Reporting: a small gesture that protects others
As with phishing emails, Safeonweb invites you to forward messages containing a suspicious QR code to suspicious@safeonweb.be. The analysis is fully automated: malicious URLs that are detected are passed on to Google Safe Browsing and Microsoft SmartScreen, which most browsers use to warn visitors. In 2022, six million messages were forwarded to the CCB in this way. Suspicious text messages can also be reported: simply forwarding a screenshot is enough, as the CCB's technology detects links inside images.
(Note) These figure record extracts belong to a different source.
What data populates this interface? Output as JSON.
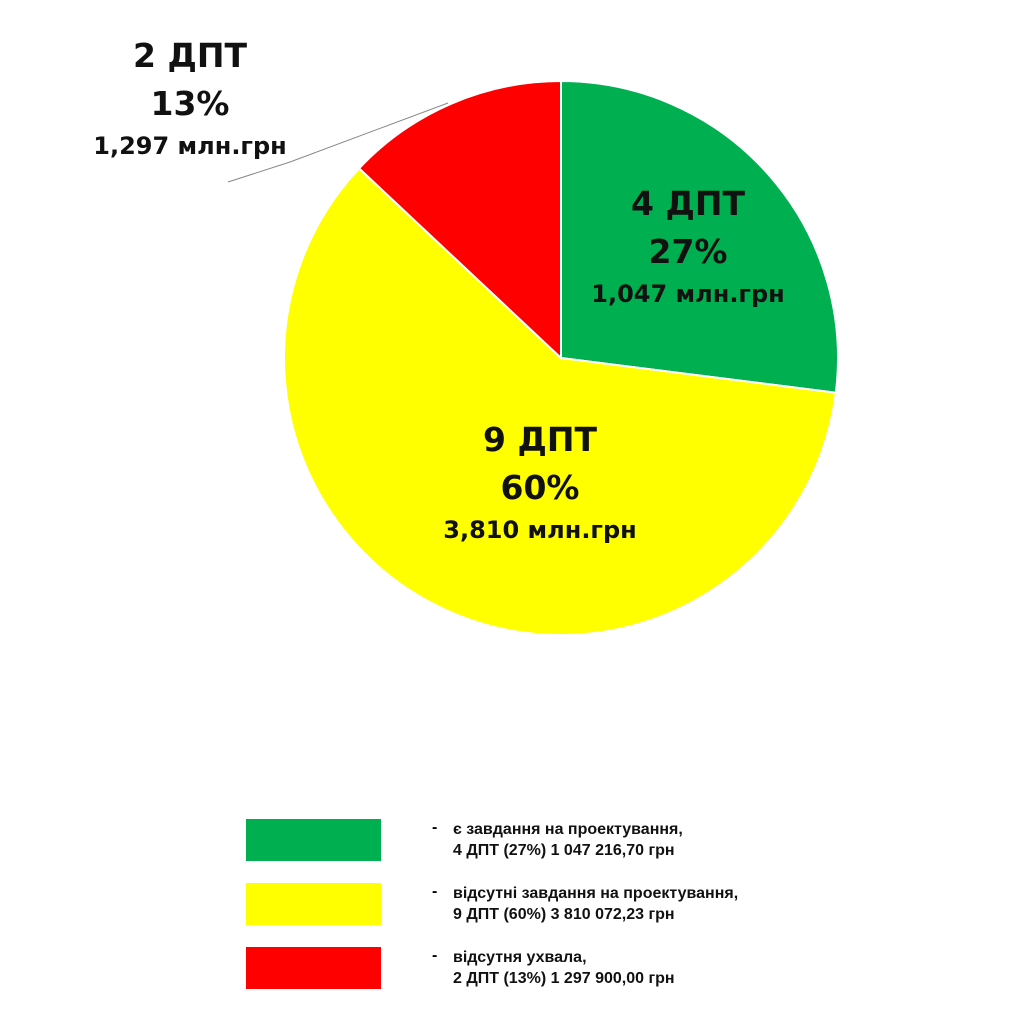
{
  "chart_data": {
    "type": "pie",
    "start_angle": "top, clockwise",
    "slices": [
      {
        "count_label": "4 ДПТ",
        "percent": 27,
        "percent_label": "27%",
        "amount_label": "1,047 млн.грн",
        "color": "#00b050"
      },
      {
        "count_label": "9 ДПТ",
        "percent": 60,
        "percent_label": "60%",
        "amount_label": "3,810 млн.грн",
        "color": "#ffff00"
      },
      {
        "count_label": "2 ДПТ",
        "percent": 13,
        "percent_label": "13%",
        "amount_label": "1,297 млн.грн",
        "color": "#ff0000"
      }
    ],
    "legend": {
      "placement": "bottom",
      "entries": [
        {
          "dash": "-",
          "line1": "є завдання на проектування,",
          "line2": "4 ДПТ (27%) 1 047 216,70 грн",
          "color": "#00b050"
        },
        {
          "dash": "-",
          "line1": "відсутні завдання на проектування,",
          "line2": "9 ДПТ (60%) 3 810 072,23 грн",
          "color": "#ffff00"
        },
        {
          "dash": "-",
          "line1": "відсутня ухвала,",
          "line2": "2 ДПТ (13%) 1 297 900,00 грн",
          "color": "#ff0000"
        }
      ]
    }
  }
}
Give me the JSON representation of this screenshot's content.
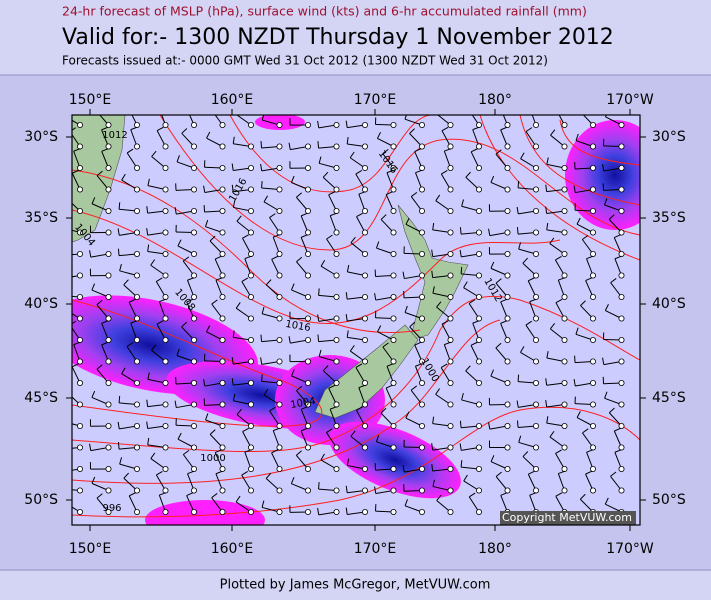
{
  "header": {
    "subtitle": "24-hr forecast of MSLP (hPa), surface wind (kts) and 6-hr accumulated rainfall (mm)",
    "title": "Valid for:- 1300 NZDT Thursday  1 November 2012",
    "issued": "Forecasts issued at:- 0000 GMT Wed 31 Oct 2012 (1300 NZDT Wed 31 Oct 2012)"
  },
  "map": {
    "lon_labels": [
      "150°E",
      "160°E",
      "170°E",
      "180°",
      "170°W"
    ],
    "lat_labels": [
      "30°S",
      "35°S",
      "40°S",
      "45°S",
      "50°S"
    ],
    "isobar_labels": [
      "1012",
      "1016",
      "1016",
      "1004",
      "1008",
      "1016",
      "1012",
      "1000",
      "1004",
      "1000",
      "996"
    ],
    "copyright": "Copyright MetVUW.com"
  },
  "footer": {
    "credit": "Plotted by James McGregor, MetVUW.com"
  }
}
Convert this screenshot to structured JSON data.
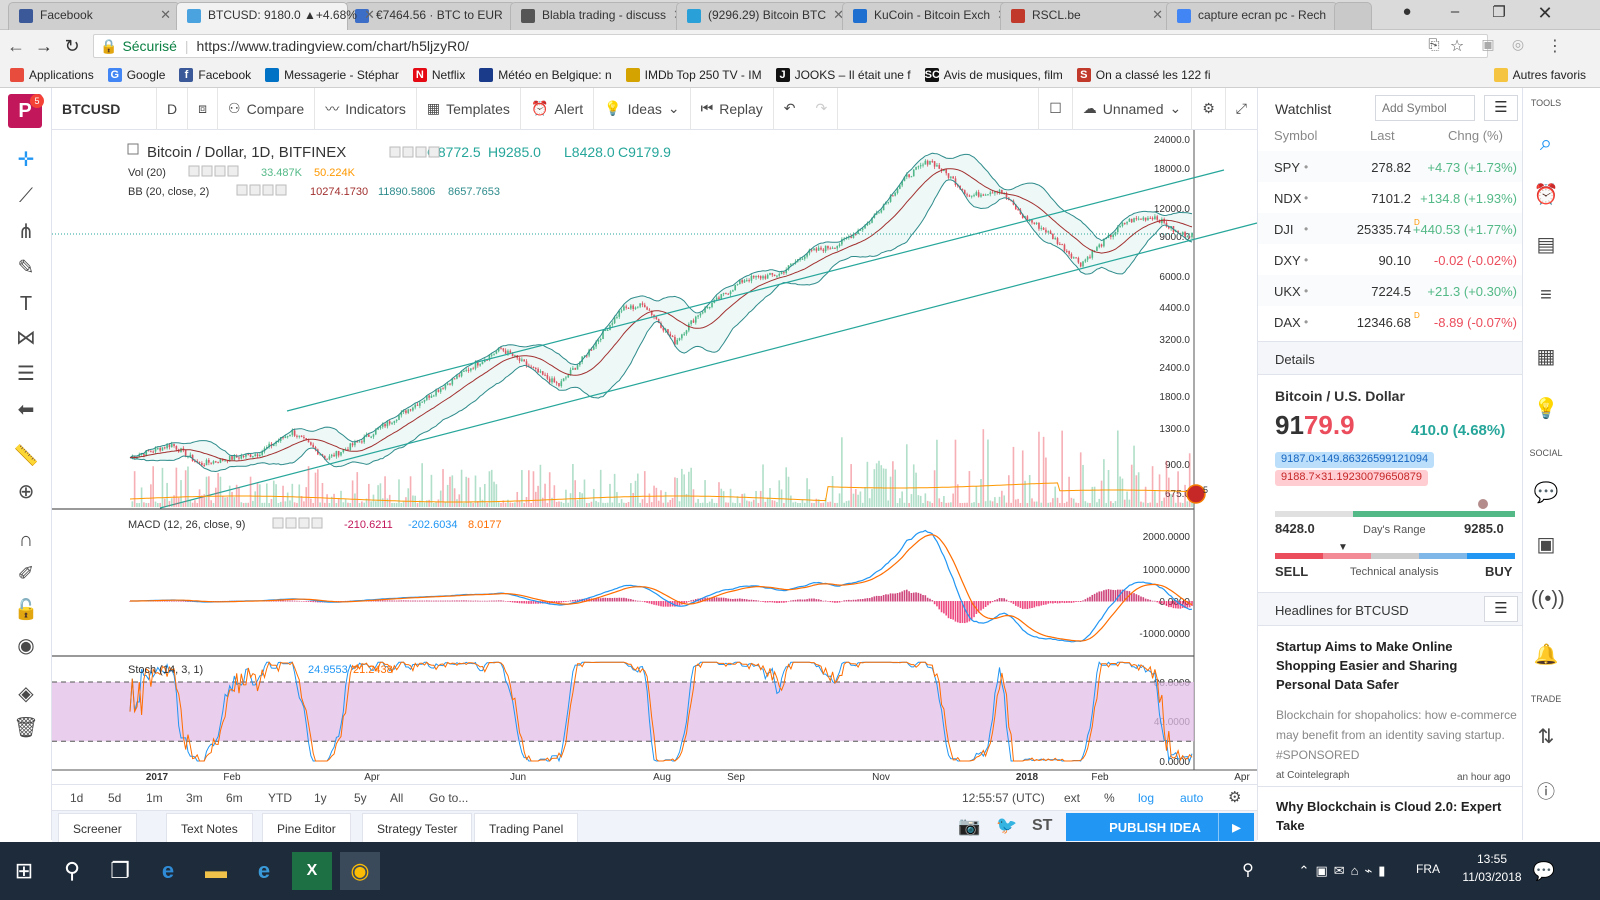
{
  "browser": {
    "tabs": [
      {
        "title": "Facebook",
        "color": "#3b5998",
        "active": false
      },
      {
        "title": "BTCUSD: 9180.0 ▲+4.68%",
        "color": "#4aa3df",
        "active": true
      },
      {
        "title": "€7464.56 · BTC to EUR",
        "color": "#3d6ec7",
        "active": false
      },
      {
        "title": "Blabla trading - discuss",
        "color": "#555555",
        "active": false
      },
      {
        "title": "(9296.29) Bitcoin BTC",
        "color": "#2aa0d8",
        "active": false
      },
      {
        "title": "KuCoin - Bitcoin Exch",
        "color": "#1e6fd0",
        "active": false
      },
      {
        "title": "RSCL.be",
        "color": "#c0392b",
        "active": false
      },
      {
        "title": "capture ecran pc - Rech",
        "color": "#4285f4",
        "active": false
      }
    ],
    "secure_label": "Sécurisé",
    "url": "https://www.tradingview.com/chart/h5ljzyR0/",
    "bookmarks": [
      {
        "label": "Applications",
        "icon_text": "",
        "color": "#e74c3c"
      },
      {
        "label": "Google",
        "icon_text": "G",
        "color": "#4285f4"
      },
      {
        "label": "Facebook",
        "icon_text": "f",
        "color": "#3b5998"
      },
      {
        "label": "Messagerie - Stéphar",
        "icon_text": "",
        "color": "#0072c6"
      },
      {
        "label": "Netflix",
        "icon_text": "N",
        "color": "#e50914"
      },
      {
        "label": "Météo en Belgique: n",
        "icon_text": "",
        "color": "#1a3a8a"
      },
      {
        "label": "IMDb Top 250 TV - IM",
        "icon_text": "",
        "color": "#d4a300"
      },
      {
        "label": "JOOKS – Il était une f",
        "icon_text": "J",
        "color": "#111111"
      },
      {
        "label": "Avis de musiques, film",
        "icon_text": "SC",
        "color": "#111111"
      },
      {
        "label": "On a classé les 122 fi",
        "icon_text": "S",
        "color": "#c0392b"
      }
    ],
    "other_bookmarks": "Autres favoris"
  },
  "toolbar": {
    "symbol": "BTCUSD",
    "interval": "D",
    "compare": "Compare",
    "indicators": "Indicators",
    "templates": "Templates",
    "alert": "Alert",
    "ideas": "Ideas",
    "replay": "Replay",
    "layout_name": "Unnamed",
    "notification_count": "5"
  },
  "legend": {
    "title": "Bitcoin / Dollar, 1D, BITFINEX",
    "open": "O8772.5",
    "high": "H9285.0",
    "low": "L8428.0",
    "close": "C9179.9",
    "vol_label": "Vol (20)",
    "vol_1": "33.487K",
    "vol_2": "50.224K",
    "bb_label": "BB (20, close, 2)",
    "bb_1": "10274.1730",
    "bb_2": "11890.5806",
    "bb_3": "8657.7653",
    "macd_label": "MACD (12, 26, close, 9)",
    "macd_1": "-210.6211",
    "macd_2": "-202.6034",
    "macd_3": "8.0177",
    "stoch_label": "Stoch (14, 3, 1)",
    "stoch_1": "24.9553",
    "stoch_2": "21.2438"
  },
  "price_axis": [
    "24000.0",
    "18000.0",
    "12000.0",
    "9000.0",
    "6000.0",
    "4400.0",
    "3200.0",
    "2400.0",
    "1800.0",
    "1300.0",
    "900.0",
    "675.0"
  ],
  "macd_axis": [
    "2000.0000",
    "1000.0000",
    "0.0000",
    "-1000.0000"
  ],
  "stoch_axis": [
    "80.0000",
    "40.0000",
    "0.0000"
  ],
  "time_axis": [
    "2017",
    "Feb",
    "Apr",
    "Jun",
    "Aug",
    "Sep",
    "Nov",
    "2018",
    "Feb",
    "Apr"
  ],
  "price_marker": "5",
  "ranges": [
    "1d",
    "5d",
    "1m",
    "3m",
    "6m",
    "YTD",
    "1y",
    "5y",
    "All"
  ],
  "goto": "Go to...",
  "clock": "12:55:57 (UTC)",
  "scale_opts": [
    "ext",
    "%",
    "log",
    "auto"
  ],
  "bottom_tabs": [
    "Screener",
    "Text Notes",
    "Pine Editor",
    "Strategy Tester",
    "Trading Panel"
  ],
  "publish_label": "PUBLISH IDEA",
  "watchlist": {
    "title": "Watchlist",
    "add_placeholder": "Add Symbol",
    "headers": [
      "Symbol",
      "Last",
      "Chng (%)"
    ],
    "rows": [
      {
        "symbol": "SPY",
        "last": "278.82",
        "change": "+4.73 (+1.73%)",
        "dir": "up",
        "flag": ""
      },
      {
        "symbol": "NDX",
        "last": "7101.2",
        "change": "+134.8 (+1.93%)",
        "dir": "up",
        "flag": ""
      },
      {
        "symbol": "DJI",
        "last": "25335.74",
        "change": "+440.53 (+1.77%)",
        "dir": "up",
        "flag": "D"
      },
      {
        "symbol": "DXY",
        "last": "90.10",
        "change": "-0.02 (-0.02%)",
        "dir": "down",
        "flag": ""
      },
      {
        "symbol": "UKX",
        "last": "7224.5",
        "change": "+21.3 (+0.30%)",
        "dir": "up",
        "flag": ""
      },
      {
        "symbol": "DAX",
        "last": "12346.68",
        "change": "-8.89 (-0.07%)",
        "dir": "down",
        "flag": "D"
      }
    ]
  },
  "details": {
    "title": "Details",
    "name": "Bitcoin / U.S. Dollar",
    "price_main": "91",
    "price_hi": "79.9",
    "change": "410.0 (4.68%)",
    "bid": "9187.0×149.86326599121094",
    "ask": "9188.7×31.19230079650879",
    "day_low": "8428.0",
    "day_high": "9285.0",
    "day_range_label": "Day's Range",
    "sell": "SELL",
    "buy": "BUY",
    "tech_label": "Technical analysis"
  },
  "headlines": {
    "title": "Headlines for BTCUSD",
    "items": [
      {
        "headline": "Startup Aims to Make Online Shopping Easier and Sharing Personal Data Safer",
        "body": "Blockchain for shopaholics: how e-commerce may benefit from an identity saving startup. #SPONSORED",
        "source": "at Cointelegraph",
        "time": "an hour ago"
      },
      {
        "headline": "Why Blockchain is Cloud 2.0: Expert Take"
      }
    ]
  },
  "rightnav_labels": {
    "tools": "TOOLS",
    "social": "SOCIAL",
    "trade": "TRADE"
  },
  "taskbar": {
    "lang": "FRA",
    "time": "13:55",
    "date": "11/03/2018"
  },
  "colors": {
    "up": "#53b987",
    "down": "#eb4d5c",
    "accent": "#2196f3",
    "bb": "#2e8b8b",
    "channel": "#26a69a",
    "macd": "#2196f3",
    "signal": "#ff6d00",
    "stoch_bg": "#e1bee7"
  }
}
Do not expect a personal reply — only an automatic acknowledgment is sent.
If you scanned anyway
Do not fill in any field, never give out personal codes and terminate any interaction. If you entered a password that you also use elsewhere, change it immediately. In the event of financial loss or shared banking details, Safeonweb recommends filing a report with the local police straight away and contacting your bank and/or Card Stop on 078 170 170.
The essential safeguard remains recurring awareness training. Adding quishing to basic IT-security courses — alongside classic phishing — turns a blind spot into a collective reflex.